Jamal Khattab, 49, of Katy, Texas, and Fayez Al-Jabri, 45, of Chicago, were charged in an 11-count indictment, which was unsealed today in the Southern District of Texas. Khattab will appear tomorrow before U.S. Magistrate Judge Nancy Johnson in Houston, while Al-Jabri made his appearance today before U.S. Magistrate Judge Arlander Keys in Chicago, at which time he was ordered into custody pending an identity and detention hearing scheduled for Thursday morning.
The indictment charges Khattab with one count of conspiracy, one count of smuggling goods into the United States, two counts of trafficking in counterfeit goods, two counts of trafficking in misbranded drugs and two counts of trafficking in counterfeit drugs. Al-Jabri is charged with one count of trafficking in counterfeit goods, one count of trafficking in misbranded drugs and one count of trafficking in counterfeit drugs.
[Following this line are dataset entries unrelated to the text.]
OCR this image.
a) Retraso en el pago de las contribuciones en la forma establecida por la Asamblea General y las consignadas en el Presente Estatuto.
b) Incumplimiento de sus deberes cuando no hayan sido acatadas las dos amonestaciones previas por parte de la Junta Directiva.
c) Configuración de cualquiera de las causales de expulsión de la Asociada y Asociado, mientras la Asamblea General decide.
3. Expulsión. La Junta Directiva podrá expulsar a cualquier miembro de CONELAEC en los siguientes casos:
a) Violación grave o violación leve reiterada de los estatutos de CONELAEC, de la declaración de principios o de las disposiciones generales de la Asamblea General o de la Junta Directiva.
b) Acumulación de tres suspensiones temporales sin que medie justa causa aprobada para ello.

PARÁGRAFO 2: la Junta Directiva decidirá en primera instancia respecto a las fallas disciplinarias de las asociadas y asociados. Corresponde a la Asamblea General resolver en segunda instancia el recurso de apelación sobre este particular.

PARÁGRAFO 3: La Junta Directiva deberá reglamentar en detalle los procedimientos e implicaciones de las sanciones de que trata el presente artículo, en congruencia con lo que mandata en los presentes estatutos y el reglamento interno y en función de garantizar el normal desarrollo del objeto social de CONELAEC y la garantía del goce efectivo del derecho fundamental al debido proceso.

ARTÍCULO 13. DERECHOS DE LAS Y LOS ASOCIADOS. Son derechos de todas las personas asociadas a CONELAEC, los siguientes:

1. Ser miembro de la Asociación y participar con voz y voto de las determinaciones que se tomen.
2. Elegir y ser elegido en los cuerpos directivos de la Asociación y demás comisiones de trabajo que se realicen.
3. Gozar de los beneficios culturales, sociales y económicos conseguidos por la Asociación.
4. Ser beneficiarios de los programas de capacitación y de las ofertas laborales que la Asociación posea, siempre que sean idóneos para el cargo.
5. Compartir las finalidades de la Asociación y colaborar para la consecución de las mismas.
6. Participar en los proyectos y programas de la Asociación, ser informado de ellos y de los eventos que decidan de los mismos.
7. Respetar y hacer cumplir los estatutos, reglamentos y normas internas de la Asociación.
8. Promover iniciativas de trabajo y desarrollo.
According to the indictment, from June 2010 through March 2012, the defendants smuggled counterfeit Viagra from China into the United States. The counterfeit Viagra would then allegedly get shipped either to Chicago or to Houston in bulk for later distribution in smaller quantities.
The indictment further alleges that law enforcement initially became aware of the smuggling in July 2010. At that time, Khattab was identified as an intended recipient of a package of counterfeit Viagra that was shipped from China to Houston and was intercepted by law enforcement agents in San Francisco. U.S. Immigration and Customs Enforcement (ICE) - Homeland Security Investigations (HSI) and U.S. Food and Drug Administration Office of Criminal Investigations (FDA-OCI) agents in Houston were notified of the shipment and commenced an investigation.
The indictment further alleges that from January 2011 through September 2011, Khattab and Al-Jabri delivered approximately 17,000 counterfeit and misbranded Viagra tablets to an undercover agent who had successfully infiltrated the counterfeit pharmaceutical trafficking organization.
Both men face up to five years in prison for the conspiracy, upon conviction, as well as a $250,000 fine. Trafficking in misbranded drugs and counterfeit drugs carries as possible punishment up to three years in prison and a $10,000 fine, while trafficking in counterfeit goods could result in a possible maximum sentence of 10 years in prison and a $250,000 fine. Finally, if convicted of smuggling goods into the U.S., Khattab could be sentenced to up to 20 years in prison and faces a possible maximum fine of $2.5 million.
An indictment is merely an accusation, and defendants are presumed innocent until and unless proven guilty beyond a reasonable doubt.
This matter was investigated by HSI, FDA-OCI, U.S. Diplomatic Security Service (DSS), the Houston Police Department and the Chicago Police Department. The case is being prosecuted by Assistant U.S. Attorney Kebharu Smith of the Southern District of Texas and Senior Counsel John Zacharia of the Criminal Division’s Computer Crime and Intellectual Property Section.